Bitcoin could be weak at spot rates, sliding around 13% from $74,800 amid intense liquidation pressure.
Even though prices are retreating from all-time highs and $66,000 proves to be a mirage, analysts are optimistic about what lies ahead. Most expect the coin to reach the all-important psychological line, namely $100,000, in the coming days or weeks.
A banking crisis in the United States?
This rise would be accelerated by the fact that Bitcoin relies on the “digital gold” narrative which is rapidly gaining ground amid growing concerns about the financial health of banks in the United States.
Taking from X, an observer Remarks A report from the Federal Deposit Insurance Corporation (FDIC) shows that 68 banks in the United States are sitting on more than $500 billion in unrealized losses. Most of these losses in their various portfolios come from investment securities and are compounded by rising mortgage rates.
In its report, the FDIC notes that this is the ninth consecutive quarter in which banks continue to hold “unusually high unrealized losses.” If this persists, there is a real risk that these banks will destabilize financial markets in the United States.
The current situation of banks in the United States draws parallels with the 2008 GFC. However, any banking instability could favor Bitcoin and safe-haven assets like gold. As history has shown, following the collapse from Silicon Valley Bank (SVB), Silvergate Bank and Signature Bank, the prices of BTC and ETH increased.

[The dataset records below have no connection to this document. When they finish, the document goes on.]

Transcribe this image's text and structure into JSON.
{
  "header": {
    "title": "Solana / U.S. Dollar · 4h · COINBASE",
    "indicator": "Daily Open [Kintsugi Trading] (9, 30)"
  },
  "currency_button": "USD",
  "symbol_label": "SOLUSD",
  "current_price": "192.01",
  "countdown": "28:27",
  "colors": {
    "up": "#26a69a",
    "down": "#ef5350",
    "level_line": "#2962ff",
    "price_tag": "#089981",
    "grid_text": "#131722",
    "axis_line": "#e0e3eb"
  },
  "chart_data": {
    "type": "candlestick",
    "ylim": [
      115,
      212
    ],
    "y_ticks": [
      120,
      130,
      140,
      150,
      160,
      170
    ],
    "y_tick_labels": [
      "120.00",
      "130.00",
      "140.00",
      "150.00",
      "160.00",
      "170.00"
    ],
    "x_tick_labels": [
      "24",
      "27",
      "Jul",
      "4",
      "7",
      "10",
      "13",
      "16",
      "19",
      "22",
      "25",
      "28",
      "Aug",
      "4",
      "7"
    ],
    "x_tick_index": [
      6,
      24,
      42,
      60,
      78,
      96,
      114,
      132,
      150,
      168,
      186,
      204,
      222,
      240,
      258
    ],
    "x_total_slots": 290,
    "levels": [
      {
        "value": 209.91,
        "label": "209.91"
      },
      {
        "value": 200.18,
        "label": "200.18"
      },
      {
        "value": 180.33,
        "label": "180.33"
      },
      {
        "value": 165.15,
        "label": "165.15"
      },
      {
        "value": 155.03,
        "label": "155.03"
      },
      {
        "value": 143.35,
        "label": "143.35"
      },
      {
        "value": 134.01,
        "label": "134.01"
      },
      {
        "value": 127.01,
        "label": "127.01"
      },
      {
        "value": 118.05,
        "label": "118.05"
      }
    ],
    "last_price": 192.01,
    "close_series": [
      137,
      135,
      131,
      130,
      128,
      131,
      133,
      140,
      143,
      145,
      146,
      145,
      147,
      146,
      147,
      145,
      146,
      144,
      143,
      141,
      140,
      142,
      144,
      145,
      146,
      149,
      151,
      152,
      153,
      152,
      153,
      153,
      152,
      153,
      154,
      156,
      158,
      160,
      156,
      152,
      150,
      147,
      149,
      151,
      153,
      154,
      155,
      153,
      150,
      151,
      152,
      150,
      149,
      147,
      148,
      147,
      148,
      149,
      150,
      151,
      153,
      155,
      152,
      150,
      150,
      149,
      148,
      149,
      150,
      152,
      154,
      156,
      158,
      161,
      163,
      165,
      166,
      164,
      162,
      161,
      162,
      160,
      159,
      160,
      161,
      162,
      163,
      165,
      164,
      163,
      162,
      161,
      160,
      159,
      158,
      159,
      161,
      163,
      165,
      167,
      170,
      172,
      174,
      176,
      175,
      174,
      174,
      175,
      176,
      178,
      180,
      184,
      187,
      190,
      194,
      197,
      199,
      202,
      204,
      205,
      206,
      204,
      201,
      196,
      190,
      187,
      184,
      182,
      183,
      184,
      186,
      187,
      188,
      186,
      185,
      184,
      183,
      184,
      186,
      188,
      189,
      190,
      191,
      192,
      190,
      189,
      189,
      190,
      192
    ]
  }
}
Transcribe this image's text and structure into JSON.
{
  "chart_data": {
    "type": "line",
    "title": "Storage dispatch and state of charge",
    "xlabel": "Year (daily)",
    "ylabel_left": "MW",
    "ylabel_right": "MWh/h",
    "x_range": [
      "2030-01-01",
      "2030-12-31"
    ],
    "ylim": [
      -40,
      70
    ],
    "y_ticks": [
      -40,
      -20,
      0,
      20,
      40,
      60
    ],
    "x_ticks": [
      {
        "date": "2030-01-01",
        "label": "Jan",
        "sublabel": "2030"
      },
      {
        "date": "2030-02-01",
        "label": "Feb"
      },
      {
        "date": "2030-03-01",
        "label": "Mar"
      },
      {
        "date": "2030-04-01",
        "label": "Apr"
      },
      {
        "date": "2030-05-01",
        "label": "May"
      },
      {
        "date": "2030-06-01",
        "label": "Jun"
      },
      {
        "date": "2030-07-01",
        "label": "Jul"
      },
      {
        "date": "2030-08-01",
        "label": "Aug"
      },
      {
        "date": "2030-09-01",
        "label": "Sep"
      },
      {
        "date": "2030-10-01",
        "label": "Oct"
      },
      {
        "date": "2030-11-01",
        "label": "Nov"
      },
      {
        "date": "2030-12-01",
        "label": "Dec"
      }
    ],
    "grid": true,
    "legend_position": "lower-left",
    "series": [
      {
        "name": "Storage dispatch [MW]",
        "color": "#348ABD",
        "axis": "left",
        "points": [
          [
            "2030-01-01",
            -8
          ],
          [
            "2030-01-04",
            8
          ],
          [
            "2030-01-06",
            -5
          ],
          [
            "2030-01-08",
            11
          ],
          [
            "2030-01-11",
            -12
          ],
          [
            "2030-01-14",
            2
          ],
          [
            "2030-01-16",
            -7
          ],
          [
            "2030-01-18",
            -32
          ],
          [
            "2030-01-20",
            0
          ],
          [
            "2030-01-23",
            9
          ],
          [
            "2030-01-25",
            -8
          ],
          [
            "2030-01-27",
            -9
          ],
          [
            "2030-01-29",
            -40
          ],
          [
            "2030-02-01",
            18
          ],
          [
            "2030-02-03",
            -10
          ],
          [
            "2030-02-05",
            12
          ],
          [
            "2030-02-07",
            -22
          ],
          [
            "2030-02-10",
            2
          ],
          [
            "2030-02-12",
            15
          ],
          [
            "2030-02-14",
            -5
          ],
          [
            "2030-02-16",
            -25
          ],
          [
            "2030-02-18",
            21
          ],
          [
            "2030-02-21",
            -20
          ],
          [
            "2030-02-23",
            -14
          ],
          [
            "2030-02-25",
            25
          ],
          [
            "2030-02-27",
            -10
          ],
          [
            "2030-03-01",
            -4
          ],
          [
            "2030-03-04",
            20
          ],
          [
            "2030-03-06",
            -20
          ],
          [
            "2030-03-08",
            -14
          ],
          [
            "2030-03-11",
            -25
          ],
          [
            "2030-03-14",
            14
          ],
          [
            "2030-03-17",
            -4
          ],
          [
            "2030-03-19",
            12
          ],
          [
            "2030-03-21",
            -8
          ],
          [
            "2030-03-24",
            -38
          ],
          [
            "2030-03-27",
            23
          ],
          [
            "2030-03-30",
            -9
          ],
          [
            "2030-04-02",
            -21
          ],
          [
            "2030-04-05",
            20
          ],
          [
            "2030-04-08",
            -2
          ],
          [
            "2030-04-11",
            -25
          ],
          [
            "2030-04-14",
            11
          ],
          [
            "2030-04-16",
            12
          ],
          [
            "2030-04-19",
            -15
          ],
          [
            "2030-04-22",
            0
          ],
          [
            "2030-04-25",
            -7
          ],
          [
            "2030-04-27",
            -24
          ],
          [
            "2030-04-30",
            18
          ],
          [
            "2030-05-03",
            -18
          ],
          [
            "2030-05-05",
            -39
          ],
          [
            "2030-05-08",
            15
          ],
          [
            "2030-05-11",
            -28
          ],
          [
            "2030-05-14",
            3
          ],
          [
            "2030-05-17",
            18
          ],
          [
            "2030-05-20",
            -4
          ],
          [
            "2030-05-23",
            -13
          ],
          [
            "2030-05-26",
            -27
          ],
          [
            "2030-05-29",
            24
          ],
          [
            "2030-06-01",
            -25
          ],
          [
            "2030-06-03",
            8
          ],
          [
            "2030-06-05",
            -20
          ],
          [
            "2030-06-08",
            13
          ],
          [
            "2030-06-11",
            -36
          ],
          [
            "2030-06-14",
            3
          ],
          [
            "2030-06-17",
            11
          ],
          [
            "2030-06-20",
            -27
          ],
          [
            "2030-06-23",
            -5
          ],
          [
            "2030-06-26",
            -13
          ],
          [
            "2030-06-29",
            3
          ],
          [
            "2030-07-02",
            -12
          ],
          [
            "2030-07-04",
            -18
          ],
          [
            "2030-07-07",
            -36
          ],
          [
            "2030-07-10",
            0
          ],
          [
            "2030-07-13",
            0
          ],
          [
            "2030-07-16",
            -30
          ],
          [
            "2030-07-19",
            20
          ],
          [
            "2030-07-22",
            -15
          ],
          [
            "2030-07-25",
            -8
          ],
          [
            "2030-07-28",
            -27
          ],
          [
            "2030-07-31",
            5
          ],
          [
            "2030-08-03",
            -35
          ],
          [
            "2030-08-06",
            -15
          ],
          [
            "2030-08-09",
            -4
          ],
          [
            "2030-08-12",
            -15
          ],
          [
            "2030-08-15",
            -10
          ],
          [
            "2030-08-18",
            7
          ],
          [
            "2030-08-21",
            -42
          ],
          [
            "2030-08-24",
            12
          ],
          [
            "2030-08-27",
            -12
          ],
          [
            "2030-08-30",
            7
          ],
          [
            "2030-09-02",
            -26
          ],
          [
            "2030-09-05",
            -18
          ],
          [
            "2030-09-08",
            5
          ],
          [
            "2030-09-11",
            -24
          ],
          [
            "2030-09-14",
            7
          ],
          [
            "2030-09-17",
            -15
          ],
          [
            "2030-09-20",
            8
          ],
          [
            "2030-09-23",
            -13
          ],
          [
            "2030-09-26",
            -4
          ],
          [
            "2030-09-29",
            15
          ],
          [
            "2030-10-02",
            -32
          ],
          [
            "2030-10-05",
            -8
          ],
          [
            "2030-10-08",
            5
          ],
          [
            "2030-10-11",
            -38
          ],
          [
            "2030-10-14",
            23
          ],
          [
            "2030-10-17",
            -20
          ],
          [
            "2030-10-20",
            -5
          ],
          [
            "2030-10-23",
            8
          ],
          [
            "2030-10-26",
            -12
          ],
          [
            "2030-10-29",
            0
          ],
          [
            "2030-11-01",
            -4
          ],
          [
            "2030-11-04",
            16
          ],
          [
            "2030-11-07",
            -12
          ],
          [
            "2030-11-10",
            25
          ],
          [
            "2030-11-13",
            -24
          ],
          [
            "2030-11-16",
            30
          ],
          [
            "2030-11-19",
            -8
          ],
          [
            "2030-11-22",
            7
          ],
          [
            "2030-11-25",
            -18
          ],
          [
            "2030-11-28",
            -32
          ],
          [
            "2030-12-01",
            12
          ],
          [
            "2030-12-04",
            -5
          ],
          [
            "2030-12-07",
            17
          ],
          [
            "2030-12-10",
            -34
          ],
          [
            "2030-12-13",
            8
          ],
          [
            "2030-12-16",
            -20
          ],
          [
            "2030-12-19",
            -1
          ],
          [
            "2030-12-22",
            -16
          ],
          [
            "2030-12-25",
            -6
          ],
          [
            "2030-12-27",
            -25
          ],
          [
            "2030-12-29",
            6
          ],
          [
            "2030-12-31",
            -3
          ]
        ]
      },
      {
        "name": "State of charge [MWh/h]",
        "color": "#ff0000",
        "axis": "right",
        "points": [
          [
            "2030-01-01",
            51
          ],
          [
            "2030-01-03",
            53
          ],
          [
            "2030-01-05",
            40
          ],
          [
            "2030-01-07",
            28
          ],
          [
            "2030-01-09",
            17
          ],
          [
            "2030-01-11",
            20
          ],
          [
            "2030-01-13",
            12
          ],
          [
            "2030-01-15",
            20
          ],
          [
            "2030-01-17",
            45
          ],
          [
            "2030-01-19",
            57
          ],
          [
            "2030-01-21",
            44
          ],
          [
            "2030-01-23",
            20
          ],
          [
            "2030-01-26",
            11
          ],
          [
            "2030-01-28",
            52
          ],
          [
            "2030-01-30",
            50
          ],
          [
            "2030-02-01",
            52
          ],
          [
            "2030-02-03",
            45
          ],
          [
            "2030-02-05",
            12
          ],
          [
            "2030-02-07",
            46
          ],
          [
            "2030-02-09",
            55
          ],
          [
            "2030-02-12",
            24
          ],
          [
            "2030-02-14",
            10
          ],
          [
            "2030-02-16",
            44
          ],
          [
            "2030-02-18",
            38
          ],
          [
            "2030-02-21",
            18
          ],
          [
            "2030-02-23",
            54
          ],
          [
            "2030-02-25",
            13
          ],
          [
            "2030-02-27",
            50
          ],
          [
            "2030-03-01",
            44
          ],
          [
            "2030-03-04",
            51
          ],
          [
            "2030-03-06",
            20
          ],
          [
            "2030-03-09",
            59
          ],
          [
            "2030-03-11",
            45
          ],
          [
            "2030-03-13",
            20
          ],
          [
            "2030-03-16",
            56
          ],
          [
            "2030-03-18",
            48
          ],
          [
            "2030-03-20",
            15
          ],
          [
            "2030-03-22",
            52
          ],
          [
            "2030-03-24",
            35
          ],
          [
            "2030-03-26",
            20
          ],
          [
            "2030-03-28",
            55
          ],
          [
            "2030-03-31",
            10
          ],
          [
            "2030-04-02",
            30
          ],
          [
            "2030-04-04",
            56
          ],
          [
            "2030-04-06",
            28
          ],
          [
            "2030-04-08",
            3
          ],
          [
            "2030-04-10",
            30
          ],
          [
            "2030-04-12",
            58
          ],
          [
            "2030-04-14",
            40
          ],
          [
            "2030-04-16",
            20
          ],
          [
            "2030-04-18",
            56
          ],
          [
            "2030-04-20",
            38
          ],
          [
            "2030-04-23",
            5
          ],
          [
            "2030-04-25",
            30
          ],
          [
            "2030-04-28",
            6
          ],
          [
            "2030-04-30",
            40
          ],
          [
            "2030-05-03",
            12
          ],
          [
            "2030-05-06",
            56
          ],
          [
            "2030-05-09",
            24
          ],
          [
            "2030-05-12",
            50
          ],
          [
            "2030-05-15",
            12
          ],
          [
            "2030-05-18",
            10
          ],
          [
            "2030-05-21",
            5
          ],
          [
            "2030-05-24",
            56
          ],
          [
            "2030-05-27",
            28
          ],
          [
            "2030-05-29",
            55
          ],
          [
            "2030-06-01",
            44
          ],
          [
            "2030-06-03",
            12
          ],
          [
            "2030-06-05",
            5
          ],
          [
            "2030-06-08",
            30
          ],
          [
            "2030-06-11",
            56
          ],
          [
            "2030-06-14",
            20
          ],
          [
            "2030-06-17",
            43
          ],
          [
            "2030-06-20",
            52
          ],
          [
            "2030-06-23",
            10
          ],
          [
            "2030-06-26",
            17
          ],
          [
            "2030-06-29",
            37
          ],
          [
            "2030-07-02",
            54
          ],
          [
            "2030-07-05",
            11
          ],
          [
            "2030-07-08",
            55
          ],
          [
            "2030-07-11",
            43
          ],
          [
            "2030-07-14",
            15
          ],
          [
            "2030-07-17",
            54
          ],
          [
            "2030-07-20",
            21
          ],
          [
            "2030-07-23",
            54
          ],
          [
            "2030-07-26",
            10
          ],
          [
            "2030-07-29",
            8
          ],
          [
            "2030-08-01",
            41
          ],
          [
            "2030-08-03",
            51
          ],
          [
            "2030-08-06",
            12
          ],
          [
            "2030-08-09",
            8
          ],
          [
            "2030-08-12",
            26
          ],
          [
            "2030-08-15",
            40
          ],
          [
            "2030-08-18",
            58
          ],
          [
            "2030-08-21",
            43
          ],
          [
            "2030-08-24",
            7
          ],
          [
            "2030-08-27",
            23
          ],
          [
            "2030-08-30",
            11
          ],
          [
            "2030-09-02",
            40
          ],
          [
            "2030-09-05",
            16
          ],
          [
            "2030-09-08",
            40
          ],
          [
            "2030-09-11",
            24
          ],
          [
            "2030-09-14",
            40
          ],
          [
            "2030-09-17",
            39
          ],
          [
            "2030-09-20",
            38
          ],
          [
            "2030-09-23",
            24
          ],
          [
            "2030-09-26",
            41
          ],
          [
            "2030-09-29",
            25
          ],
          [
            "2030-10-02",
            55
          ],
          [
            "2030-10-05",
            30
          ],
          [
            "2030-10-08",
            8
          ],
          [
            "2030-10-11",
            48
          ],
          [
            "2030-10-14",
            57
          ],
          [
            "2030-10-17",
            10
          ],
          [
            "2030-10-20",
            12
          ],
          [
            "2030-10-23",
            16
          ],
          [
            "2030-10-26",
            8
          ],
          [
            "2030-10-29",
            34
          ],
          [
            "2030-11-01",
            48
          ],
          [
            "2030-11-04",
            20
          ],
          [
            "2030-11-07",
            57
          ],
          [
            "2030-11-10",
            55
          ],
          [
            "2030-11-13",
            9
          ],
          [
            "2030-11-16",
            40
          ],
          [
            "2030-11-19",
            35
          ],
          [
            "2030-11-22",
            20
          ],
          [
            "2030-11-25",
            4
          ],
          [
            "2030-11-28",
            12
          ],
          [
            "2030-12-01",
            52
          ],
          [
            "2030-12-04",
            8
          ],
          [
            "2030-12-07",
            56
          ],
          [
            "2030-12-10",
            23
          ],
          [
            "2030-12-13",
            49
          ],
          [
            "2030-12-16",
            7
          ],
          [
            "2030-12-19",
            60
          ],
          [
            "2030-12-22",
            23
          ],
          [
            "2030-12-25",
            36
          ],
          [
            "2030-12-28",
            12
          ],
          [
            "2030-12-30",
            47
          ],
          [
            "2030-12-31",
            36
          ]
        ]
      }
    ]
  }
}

Managers may be forced to reevaluate their positions if the upward trend in U.S. FDIC unrealized losses continues in the coming quarters.
Insights into the BTFP and CRE program: is it time to consider Bitcoin?
In this scenario, the US Federal Reserve’s Emergency Bank Term Financing Program (BTFP), launched in response to the bank failures of early 2023, could play an important role.
This program, which offers weak bank loans in exchange for collateral, could strongly support the banking system, influencing BTC prices.
Beyond that, the commercial real estate (CRE) market appears more troubled. While Neel Kashkari, president of the Federal Reserve Bank of Minneapolis, recently minimized Faced with the risk of a widespread crisis, it is widely recognized that certain large banks, particularly those facing more unrealized losses, are exposed to significant risks.
Although the implementation of stricter regulations after the 2007-2008 GFC will help, it remains to be seen how the system will absorb shock in the event of cracks. If this happens, BTC will likely benefit from the current consolidation.